Department of Electrical and Computer Engineering, Indiana University-Purdue University Indianapolis (IUPUI), Indianapolis, IN, 46202, USA.
Indiana University School of Medicine, 340 W. 10th St, Indianapolis, IN, 46202, USA; Regenstrief Institute, Inc., 1101 W. 10th Street, Indianapolis, IN, 46202, USA.
Comput Biol Med. 2024 Nov;182:109144. doi: 10.1016/j.compbiomed.2024.109144. Epub 2024 Sep 18.

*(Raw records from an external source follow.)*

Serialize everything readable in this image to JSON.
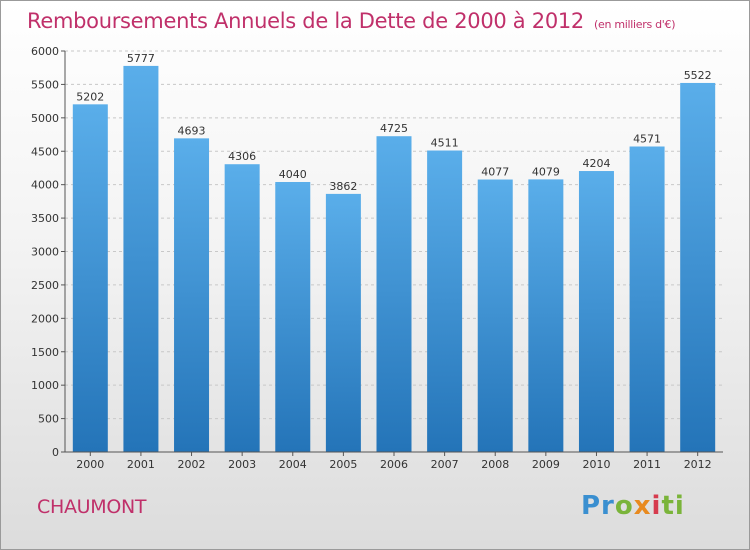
{
  "title": "Remboursements Annuels de la Dette de 2000 à 2012",
  "unit_note": "(en milliers d'€)",
  "city": "CHAUMONT",
  "logo": "Proxiti",
  "colors": {
    "bar": "#2e86cc",
    "title": "#c0306a",
    "grid": "#c8c8c8"
  },
  "chart_data": {
    "type": "bar",
    "title": "Remboursements Annuels de la Dette de 2000 à 2012",
    "unit": "(en milliers d'€)",
    "categories": [
      "2000",
      "2001",
      "2002",
      "2003",
      "2004",
      "2005",
      "2006",
      "2007",
      "2008",
      "2009",
      "2010",
      "2011",
      "2012"
    ],
    "values": [
      5202,
      5777,
      4693,
      4306,
      4040,
      3862,
      4725,
      4511,
      4077,
      4079,
      4204,
      4571,
      5522
    ],
    "ylim": [
      0,
      6000
    ],
    "yticks": [
      0,
      500,
      1000,
      1500,
      2000,
      2500,
      3000,
      3500,
      4000,
      4500,
      5000,
      5500,
      6000
    ],
    "grid": true,
    "legend": "none",
    "data_labels": true
  }
}
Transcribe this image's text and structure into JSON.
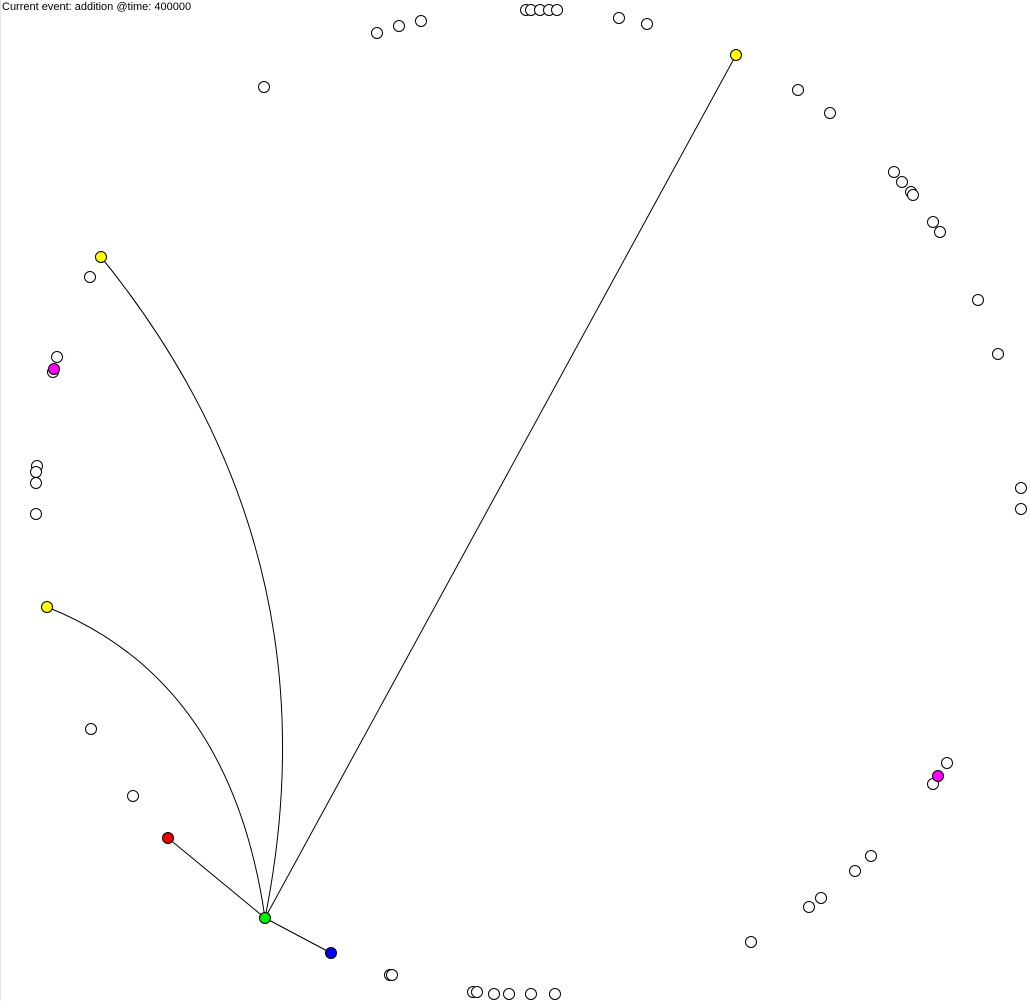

Several general-purpose language model (LM) architectures have been proposed with demonstrated improvement in text summarization and classification. Adapting these architectures to the medical domain requires additional considerations. For instance, the medical history of the patient is documented in the Electronic Health Record (EHR) which includes many medical notes drafted by healthcare providers. Direct processing of these notes may not be possible because the computational complexity of LMs imposes a limit on the length of input text. Therefore, previous applications resorted to content selection using truncation or summarization of the text. Unfortunately, these text processing techniques may lead to information loss, redundancy or irrelevance. In the present paper, a decision-focused content selection technique is proposed. The objective of this technique is to select a subset of sentences from the medical notes of a patient that are relevant to the target outcome over a predefined observation period. This decision-focused content selection methodology is then used to develop a dementia risk prediction model based on the Longformer LM architecture. The results show that the proposed framework delivers an AUC of 78.43 when the summary is restricted to 1024 tokens, outperforming previously proposed content selection techniques. This performance is notable given that the model estimates dementia risk with a one year prediction horizon, relies on an observation period of only one year and solely uses medical notes without other EHR data modalities. Moreover, the proposed techniques overcome the limitation of machine learning models that use a tabular representation of the text by preserving contextual content, enable feature engineering from raw text and circumvent the computational complexity of language models.
已经提出了几种通用语言模型 (LM) 架构,这些架构在文本摘要和分类方面表现出了显著的改进。将这些架构应用于医学领域需要额外的考虑。例如,患者的病史记录在电子健康记录 (EHR) 中,其中包括许多由医疗保健提供者起草的医疗记录。由于语言模型的计算复杂度对输入文本的长度有限制,因此直接处理这些记录可能是不可能的。因此,以前的应用程序采用使用截断或摘要的方法来选择内容。不幸的是,这些文本处理技术可能会导致信息丢失、冗余或不相关。在本文中,提出了一种基于决策的内容选择技术。该技术的目标是从患者的医疗记录中选择与目标结果相关的句子子集,这些句子在预定义的观察期内。然后,使用这种基于决策的内容选择方法来基于 Longformer LM 架构开发痴呆风险预测模型。结果表明,当摘要限制为 1024 个令牌时,所提出的框架提供了 78.43 的 AUC,优于以前提出的内容选择技术。鉴于该模型使用仅一年的观察期和仅使用医疗记录而不使用其他 EHR 数据模式来预测一年的痴呆风险,该性能是显著的。此外,所提出的技术通过保留上下文内容、从原始文本中进行特征工程以及规避语言模型的计算复杂性,克服了使用文本的表格表示形式的机器学习模型的局限性。